Jim died March 26 at 78, at his desk, writing, pen in hand, in Arizona where he liked to spend the winters, having spent enough of them in Michigan, where he wrote “Legends of the Fall” and most of the rest of his 21 volumes of fiction and 14 of poetry, in a cabin in the woods. A prodigious output, but not so remarkable for a man who sat down to work every day, all the more as he got older. He kept a radio in his cabin and that’s how we met: I was on the radio. He told me this when we met backstage at a theater in San Francisco, a battered old one-eyed man, stiff in his legs from years of hiking rough trails, who spoke like you’d want a poet to talk, very free, allusive, big leaps, big-hearted. Once, a women’s quartet sang “Shall We Gather at the River (That Flows by the Throne of God)?” on the show and he was moved to write a poem (“They say it runs by the throne of God. / This is where God invented fish.”) in which he said that maybe nothing happens after death, but if so, we won’t know it. But maybe something does:
 
Maybe we’ll be cast
at the speed of light through the universe
to God’s throne. His hair is bounteous.
We’ll sing with the warblers perched on his eyelashes.
 
The obituaries emphasized the he-manly pursuits of hunting, boozing, heroic feats of gourmandizing, the love of women, which Jim wouldn’t have minded, but I only knew him as an old man, when those exploits were memories and he was looking ahead to death.
“With age all my opinions drift away.” I think I know the feeling. I grew up among devout believers, as Jim did, surrounded by apocalyptic certainty about What Was Yet To Come, which is a fine thing to have had in your youth. It protects you from developing militant certainty in adulthood when it could be monstrous. You are free to live your life broadly, against expectations, discarding your own biases, taking short views, living in gratitude for the miracles around you.
Crowds of the faithful attend the candidates for president, enjoying the high of certainty. Europe is riveted by the awareness that, at any moment, as a crowd hangs out in a public square, taking the sun, eating lunch, listening to the bands play, strangers equipped with powerful certainty could blow them up. The patriots who occupied the Malheur National Wildlife Refuge for 41 days turn out to be middle-aged adolescents whose idea of liberty was doing damage to property. Their leader sits in jail in Portland, certain that he was doing God’s will.

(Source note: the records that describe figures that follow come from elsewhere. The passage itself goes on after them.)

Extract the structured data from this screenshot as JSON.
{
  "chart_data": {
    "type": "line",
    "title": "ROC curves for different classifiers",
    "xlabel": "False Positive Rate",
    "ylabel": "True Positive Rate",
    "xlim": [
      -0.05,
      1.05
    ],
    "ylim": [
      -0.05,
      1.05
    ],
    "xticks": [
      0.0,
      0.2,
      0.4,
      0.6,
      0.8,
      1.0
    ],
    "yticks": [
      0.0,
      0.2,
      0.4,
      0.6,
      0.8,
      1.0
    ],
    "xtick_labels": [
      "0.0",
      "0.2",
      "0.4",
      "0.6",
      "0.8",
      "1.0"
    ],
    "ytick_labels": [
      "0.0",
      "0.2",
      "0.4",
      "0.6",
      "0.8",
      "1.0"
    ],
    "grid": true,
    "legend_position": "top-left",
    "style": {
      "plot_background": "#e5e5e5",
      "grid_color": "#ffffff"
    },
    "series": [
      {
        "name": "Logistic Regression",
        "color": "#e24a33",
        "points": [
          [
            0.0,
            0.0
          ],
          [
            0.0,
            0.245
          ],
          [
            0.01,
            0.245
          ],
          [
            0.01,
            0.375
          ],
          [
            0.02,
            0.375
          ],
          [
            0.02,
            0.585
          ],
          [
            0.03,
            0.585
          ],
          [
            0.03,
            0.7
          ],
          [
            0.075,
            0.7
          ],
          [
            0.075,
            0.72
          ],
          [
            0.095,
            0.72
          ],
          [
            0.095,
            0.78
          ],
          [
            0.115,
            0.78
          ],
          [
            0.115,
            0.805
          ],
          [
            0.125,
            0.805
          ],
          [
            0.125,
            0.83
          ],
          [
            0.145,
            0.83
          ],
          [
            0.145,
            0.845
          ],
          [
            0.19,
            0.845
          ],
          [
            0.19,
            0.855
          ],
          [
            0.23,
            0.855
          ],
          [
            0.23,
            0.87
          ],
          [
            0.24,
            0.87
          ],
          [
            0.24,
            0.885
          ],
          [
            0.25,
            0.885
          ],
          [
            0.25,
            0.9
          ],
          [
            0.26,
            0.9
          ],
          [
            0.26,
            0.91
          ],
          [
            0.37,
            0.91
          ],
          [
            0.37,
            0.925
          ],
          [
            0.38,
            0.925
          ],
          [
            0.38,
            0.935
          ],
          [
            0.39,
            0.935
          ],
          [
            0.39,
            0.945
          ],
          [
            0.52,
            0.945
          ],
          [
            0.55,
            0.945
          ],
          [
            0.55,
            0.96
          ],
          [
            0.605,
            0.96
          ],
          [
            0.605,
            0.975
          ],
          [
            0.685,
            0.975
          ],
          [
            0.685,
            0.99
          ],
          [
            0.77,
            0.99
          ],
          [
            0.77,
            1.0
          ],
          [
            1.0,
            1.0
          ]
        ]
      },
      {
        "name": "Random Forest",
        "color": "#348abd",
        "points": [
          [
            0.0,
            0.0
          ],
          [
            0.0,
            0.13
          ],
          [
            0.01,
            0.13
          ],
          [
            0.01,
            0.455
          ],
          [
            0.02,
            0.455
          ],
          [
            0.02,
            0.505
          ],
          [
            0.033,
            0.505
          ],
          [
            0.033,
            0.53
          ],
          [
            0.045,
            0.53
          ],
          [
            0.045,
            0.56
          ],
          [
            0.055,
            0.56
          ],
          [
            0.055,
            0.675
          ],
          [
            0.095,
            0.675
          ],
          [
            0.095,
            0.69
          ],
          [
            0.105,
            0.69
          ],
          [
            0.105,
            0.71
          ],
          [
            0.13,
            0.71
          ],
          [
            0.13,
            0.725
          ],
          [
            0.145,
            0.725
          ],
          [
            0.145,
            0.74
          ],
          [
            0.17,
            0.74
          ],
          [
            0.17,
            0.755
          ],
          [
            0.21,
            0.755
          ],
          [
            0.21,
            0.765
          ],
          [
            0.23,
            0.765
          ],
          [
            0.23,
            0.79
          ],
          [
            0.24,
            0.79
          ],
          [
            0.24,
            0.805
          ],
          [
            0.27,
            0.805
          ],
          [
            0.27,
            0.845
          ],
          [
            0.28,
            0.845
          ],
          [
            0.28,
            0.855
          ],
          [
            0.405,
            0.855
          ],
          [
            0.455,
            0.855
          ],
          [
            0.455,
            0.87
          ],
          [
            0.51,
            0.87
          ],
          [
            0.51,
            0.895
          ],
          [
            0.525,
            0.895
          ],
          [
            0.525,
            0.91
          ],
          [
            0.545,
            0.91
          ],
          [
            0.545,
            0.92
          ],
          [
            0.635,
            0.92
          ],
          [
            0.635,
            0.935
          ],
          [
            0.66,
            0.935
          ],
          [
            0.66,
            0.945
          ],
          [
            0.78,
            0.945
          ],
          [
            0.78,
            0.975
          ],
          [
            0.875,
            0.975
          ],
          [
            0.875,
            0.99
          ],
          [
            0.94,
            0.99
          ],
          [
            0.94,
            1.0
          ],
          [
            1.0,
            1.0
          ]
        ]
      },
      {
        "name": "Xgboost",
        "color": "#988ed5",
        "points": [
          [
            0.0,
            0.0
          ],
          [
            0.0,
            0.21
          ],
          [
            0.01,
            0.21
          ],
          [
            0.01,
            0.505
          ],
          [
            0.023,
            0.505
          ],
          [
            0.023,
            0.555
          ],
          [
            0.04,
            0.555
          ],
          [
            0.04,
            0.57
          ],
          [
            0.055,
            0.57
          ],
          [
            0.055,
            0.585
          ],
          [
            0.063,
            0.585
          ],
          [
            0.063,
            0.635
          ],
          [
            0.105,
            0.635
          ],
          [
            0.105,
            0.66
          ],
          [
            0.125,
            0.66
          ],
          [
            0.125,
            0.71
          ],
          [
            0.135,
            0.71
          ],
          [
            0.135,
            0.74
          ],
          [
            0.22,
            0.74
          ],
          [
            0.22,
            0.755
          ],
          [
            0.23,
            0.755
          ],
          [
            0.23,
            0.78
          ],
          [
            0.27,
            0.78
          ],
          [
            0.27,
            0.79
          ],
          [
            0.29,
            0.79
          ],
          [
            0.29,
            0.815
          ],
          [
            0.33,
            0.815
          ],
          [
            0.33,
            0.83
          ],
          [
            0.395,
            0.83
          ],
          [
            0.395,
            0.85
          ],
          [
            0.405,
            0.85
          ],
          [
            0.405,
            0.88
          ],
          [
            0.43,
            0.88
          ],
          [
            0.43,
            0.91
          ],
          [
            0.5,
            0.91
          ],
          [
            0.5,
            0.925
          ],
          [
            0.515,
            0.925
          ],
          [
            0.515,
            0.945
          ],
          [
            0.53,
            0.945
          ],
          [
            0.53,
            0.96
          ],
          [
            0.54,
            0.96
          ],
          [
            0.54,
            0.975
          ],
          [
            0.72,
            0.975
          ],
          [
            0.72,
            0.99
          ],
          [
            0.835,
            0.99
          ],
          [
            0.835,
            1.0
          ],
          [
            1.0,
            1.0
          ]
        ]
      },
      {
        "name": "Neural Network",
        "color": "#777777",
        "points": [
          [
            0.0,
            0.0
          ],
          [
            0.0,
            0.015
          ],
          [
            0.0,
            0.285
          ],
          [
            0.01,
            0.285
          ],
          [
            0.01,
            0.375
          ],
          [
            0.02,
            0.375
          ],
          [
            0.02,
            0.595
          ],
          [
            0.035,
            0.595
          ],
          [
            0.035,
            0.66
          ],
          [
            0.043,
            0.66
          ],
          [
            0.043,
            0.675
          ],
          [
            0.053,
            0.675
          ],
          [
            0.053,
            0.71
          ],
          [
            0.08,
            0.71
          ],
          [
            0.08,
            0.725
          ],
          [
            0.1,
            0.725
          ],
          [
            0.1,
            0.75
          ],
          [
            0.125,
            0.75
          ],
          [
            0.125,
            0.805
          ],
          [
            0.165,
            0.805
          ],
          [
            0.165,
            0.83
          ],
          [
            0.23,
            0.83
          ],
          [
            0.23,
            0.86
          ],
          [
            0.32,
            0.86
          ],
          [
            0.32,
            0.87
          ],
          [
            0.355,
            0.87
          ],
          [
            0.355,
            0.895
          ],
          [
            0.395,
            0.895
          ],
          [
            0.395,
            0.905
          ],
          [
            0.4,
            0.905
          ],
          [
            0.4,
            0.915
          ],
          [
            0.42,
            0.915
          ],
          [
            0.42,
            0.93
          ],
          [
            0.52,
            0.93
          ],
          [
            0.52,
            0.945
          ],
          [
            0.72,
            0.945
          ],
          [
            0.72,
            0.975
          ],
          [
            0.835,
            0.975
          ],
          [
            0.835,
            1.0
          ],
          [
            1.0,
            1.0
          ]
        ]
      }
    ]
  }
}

I wish you well, old man, as you fly around the galaxies. I imagine God will keep you busy naming them. Name one Michigan, and another Montana, and another Arizona, for the states you loved, and also your daughters and grandchildren, and Cotes du Rhone, and Malpeque, and Stolichnaya, and Linda, and Joyce, the dogs, the birds — a billion or so should give you room to cover just about everything you loved.
 
Here’s to old Harrison — Jim,
Who imagined the Lord as a limb,
Nothing fearful or horribler
But a place where a warbler
Would perch and perchance sing a hymn.
 
— Garrison Keillor is the host of “A Prairie Home Companion.”